The proposed changes to the “five-year rule” echo China’s policy of attracting and retaining talent. In addition to easing the worldwide taxation concern of foreigners working in China; if passed, this change would also be good news for companies.
Besides the record filing requirement, another interesting point to some non-China domiciled individuals is the transition from the current rule to the new rule. How will physical presence in China prior to 2019 be considered under the new five-year rule? For those who have already resided more than five consecutive full years in China, can they still restart the five-year count by spending less than 90 days or 183 days in China during a calendar year?
Additional implementation guidelines will be needed to answer these questions.
Non-taxable benefits for foreign individuals
Another concern of foreigners working in China and their employers is the continuity of the non-taxable benefits available to foreign nationals under the new IIT Law. Based on the DIRs Draft and the Provisional Measures, the current understanding is that there will be no change, and foreign nationals may also be able to enjoy some of the additional itemized tax deductions (Table 1).

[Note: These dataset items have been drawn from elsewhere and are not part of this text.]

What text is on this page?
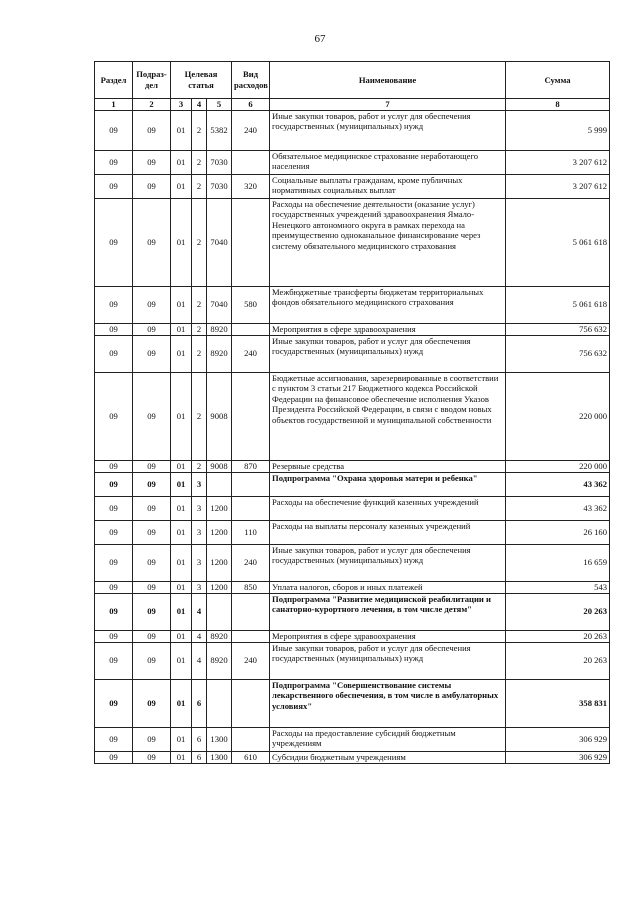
67
Раздел	Подраз-дел	Целевая статья			Вид расходов	Наименование	Сумма
1	2	3	4	5	6	7	8
09	09	01	2	5382	240	Иные закупки товаров, работ и услуг для обеспечения государственных (муниципальных) нужд	5 999
09	09	01	2	7030		Обязательное медицинское страхование неработающего населения	3 207 612
09	09	01	2	7030	320	Социальные выплаты гражданам, кроме публичных нормативных социальных выплат	3 207 612
09	09	01	2	7040		Расходы на обеспечение деятельности (оказание услуг) государственных учреждений здравоохранения Ямало-Ненецкого автономного округа в рамках перехода на преимущественно одноканальное финансирование через систему обязательного медицинского страхования	5 061 618
09	09	01	2	7040	580	Межбюджетные трансферты бюджетам территориальных фондов обязательного медицинского страхования	5 061 618
09	09	01	2	8920		Мероприятия в сфере здравоохранения	756 632
09	09	01	2	8920	240	Иные закупки товаров, работ и услуг для обеспечения государственных (муниципальных) нужд	756 632
09	09	01	2	9008		Бюджетные ассигнования, зарезервированные в соответствии с пунктом 3 статьи 217 Бюджетного кодекса Российской Федерации на финансовое обеспечение исполнения Указов Президента Российской Федерации, в связи с вводом новых объектов государственной и муниципальной собственности	220 000
09	09	01	2	9008	870	Резервные средства	220 000
09	09	01	3			Подпрограмма "Охрана здоровья матери и ребенка"	43 362
09	09	01	3	1200		Расходы на обеспечение функций казенных учреждений	43 362
09	09	01	3	1200	110	Расходы на выплаты персоналу казенных учреждений	26 160
09	09	01	3	1200	240	Иные закупки товаров, работ и услуг для обеспечения государственных (муниципальных) нужд	16 659
09	09	01	3	1200	850	Уплата налогов, сборов и иных платежей	543
09	09	01	4			Подпрограмма "Развитие медицинской реабилитации и санаторно-курортного лечения, в том числе детям"	20 263
09	09	01	4	8920		Мероприятия в сфере здравоохранения	20 263
09	09	01	4	8920	240	Иные закупки товаров, работ и услуг для обеспечения государственных (муниципальных) нужд	20 263
09	09	01	6			Подпрограмма "Совершенствование системы лекарственного обеспечения, в том числе в амбулаторных условиях"	358 831
09	09	01	6	1300		Расходы на предоставление субсидий бюджетным учреждениям	306 929
09	09	01	6	1300	610	Субсидии бюджетным учреждениям	306 929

The key point to note is that for expenses of similar nature, foreign nationals cannot enjoy double benefits from expenses incurred of the same nature under both the non-taxable benefits rules and the additional itemized deductions rules.
Guidelines on Additional Itemized Deductions
The increase of standard monthly deduction and the introduction of additional itemized deductions will increase the deductible amounts claimed by taxpayers. The DIRs Draft specifies how much taxable income can be decreased by deductible items and also mentions the principle of no carry-forward of unused deductions.
The Provisional Measures are summarized in Table 2.
In addition to those mentioned above, other points worthy of attention include:
- If individuals’ tax residency status cannot be determined at the beginning of the year, they can adopt non-tax resident status for their tax filings during the year. When their tax resident status can be confirmed at year-end, annual reconciliation filing is required.
- Considering the diversity of an individual’s income types and the complexity of the means of earning such income, tax authorities under special circumstances can hold the entity with the information plus control over the earning process as the tax withholding agent, and require it to fulfill its tax withholding obligation.
- The required tax clearance applicable to Chinese residents who cancel their household registration when immigrating overseas does not include only reconciliation of comprehensive income and business operation income from the current year and tax settlement of other income; it also includes tax due related to prior years.
- We still have to wait for further clarification for answers to how many years are covered under “prior years,” the scope of tax audit and its process, etc.
- According to the new IIT Law, tax authorities can enlist support such as information sharing from other authorities during the supervision process.
This round of solicitation of comments on these two consultation drafts was limited to two weeks. This signifies the authorities are putting tremendous effort in ensuring the relevant details will be available for a comprehensive implementation of the new IIT Law on January 1, 2019.
We expect more relevant administrative policies and implementation rules will be promulgated by the authorities. For example, details for annual reconciliation filing, application of anti-avoidance principles and adjustment of tax liability. The new IIT Law includes many changes and new stipulations – including those additional itemized deductions widely anticipated by employees and the potential implication to foreign employees – plus its January 1, 2019 effective date is very soon.
Therefore, we recommend companies to start working on the necessary changes to their relevant policies and guidelines, communicating the changes to their employees as well as implementing effective tools to manage the additional administrative work going forward.